韓国で2026年6月29日、半導体とAIを国家成長の柱に据える大規模な投資構想が示された。報道では、李在明(イ・ジェミョン)大統領がサムスン電子(Samsung Electronics)やSKハイニックス(SK hynix)などの企業と連携し、韓国南西部を中心に総額800兆ウォン規模、日本円換算で約84兆円とされる半導体生産拠点づくりを進める考えを示した。

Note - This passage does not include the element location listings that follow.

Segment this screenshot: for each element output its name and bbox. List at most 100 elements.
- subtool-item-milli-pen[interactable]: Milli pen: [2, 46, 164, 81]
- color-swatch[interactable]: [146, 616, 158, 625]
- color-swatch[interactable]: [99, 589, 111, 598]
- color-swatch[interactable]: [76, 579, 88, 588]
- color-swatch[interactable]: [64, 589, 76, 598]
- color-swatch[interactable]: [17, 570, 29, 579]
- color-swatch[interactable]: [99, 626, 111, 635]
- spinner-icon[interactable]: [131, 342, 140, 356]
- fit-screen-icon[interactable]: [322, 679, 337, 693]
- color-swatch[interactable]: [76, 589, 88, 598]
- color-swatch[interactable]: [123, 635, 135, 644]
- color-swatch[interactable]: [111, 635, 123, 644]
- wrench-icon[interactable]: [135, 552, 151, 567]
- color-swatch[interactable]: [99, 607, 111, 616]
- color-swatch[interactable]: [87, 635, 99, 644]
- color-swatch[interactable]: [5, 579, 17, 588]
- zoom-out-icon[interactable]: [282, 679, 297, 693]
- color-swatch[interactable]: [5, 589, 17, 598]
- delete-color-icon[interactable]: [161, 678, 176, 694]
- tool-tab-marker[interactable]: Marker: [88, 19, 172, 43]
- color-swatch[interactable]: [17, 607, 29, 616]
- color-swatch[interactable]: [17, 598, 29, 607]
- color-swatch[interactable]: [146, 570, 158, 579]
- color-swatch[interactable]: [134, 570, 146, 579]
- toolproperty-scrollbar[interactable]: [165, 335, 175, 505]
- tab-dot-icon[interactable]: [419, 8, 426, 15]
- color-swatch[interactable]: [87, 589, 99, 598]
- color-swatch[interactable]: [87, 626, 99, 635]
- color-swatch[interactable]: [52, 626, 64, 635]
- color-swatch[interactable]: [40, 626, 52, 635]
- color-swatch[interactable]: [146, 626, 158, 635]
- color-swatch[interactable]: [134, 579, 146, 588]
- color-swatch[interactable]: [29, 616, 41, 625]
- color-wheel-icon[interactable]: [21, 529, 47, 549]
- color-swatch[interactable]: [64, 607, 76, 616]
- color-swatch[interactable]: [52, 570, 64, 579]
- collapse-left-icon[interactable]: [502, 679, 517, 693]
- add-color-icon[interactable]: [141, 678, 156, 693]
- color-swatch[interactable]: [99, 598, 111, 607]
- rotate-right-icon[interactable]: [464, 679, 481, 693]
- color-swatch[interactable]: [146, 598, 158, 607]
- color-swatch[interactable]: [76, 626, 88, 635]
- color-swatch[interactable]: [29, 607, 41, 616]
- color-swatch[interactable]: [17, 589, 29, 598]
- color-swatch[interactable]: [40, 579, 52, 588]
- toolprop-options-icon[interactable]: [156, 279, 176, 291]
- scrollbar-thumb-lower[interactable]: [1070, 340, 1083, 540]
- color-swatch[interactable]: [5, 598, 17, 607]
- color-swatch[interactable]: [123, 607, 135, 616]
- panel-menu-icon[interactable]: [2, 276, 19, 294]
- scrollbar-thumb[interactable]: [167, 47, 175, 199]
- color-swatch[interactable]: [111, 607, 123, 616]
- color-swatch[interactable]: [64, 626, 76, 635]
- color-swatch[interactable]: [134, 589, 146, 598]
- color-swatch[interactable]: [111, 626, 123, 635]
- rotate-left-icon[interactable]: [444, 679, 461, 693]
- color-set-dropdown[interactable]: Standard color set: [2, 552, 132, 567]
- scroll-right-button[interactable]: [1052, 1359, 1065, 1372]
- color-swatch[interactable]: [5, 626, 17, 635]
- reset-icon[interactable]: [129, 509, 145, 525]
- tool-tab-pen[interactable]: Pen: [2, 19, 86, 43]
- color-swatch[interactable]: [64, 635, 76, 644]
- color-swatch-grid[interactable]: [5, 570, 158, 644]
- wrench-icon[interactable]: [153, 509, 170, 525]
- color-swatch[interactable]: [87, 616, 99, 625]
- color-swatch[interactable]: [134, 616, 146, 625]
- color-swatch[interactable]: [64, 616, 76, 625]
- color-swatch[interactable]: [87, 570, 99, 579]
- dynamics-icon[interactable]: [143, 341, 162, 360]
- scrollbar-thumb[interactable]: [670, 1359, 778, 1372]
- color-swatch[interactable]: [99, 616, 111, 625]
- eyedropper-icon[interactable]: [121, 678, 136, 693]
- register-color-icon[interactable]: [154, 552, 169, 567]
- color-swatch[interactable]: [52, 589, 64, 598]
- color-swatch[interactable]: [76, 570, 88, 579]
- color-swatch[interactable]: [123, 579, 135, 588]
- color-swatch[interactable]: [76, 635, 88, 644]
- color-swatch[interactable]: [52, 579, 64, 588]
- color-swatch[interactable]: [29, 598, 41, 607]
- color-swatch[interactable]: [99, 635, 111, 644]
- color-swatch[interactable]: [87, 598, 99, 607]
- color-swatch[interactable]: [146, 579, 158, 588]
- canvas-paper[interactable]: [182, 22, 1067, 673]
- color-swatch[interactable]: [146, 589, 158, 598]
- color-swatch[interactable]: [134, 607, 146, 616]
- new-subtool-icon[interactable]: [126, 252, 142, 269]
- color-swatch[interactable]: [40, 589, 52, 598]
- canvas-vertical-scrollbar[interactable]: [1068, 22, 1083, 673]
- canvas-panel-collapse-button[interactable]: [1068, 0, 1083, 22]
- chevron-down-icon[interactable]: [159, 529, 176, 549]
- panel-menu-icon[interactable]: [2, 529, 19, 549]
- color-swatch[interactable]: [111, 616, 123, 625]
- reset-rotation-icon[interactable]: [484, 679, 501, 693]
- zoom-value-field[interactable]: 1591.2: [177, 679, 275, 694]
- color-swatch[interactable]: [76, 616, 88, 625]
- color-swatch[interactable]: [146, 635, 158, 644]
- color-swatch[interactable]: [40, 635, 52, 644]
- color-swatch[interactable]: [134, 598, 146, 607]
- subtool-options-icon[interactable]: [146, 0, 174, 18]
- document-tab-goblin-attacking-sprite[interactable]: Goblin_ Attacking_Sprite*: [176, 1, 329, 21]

この話は、単なる「巨額投資発表」ではない。韓国政府の政策支援、企業の長期投資計画、AI向け半導体需要、データセンターの電力確保が重なっている。生成AIの競争力は、モデルの性能だけで決まらない。モデルを動かすメモリー、半導体工場、データセンター、電力、用水、人材がそろって初めて、産業基盤として機能する。

日本との関係でも距離は近い。日本企業は半導体製造装置、素材、部品、検査装置、化学品などで韓国の半導体産業と関わる。韓国で新たな生産拠点やAIデータセンターの整備が進めば、装置・素材需要だけでなく、電力インフラやデータセンター政策をめぐる競争条件にも接点が生まれる。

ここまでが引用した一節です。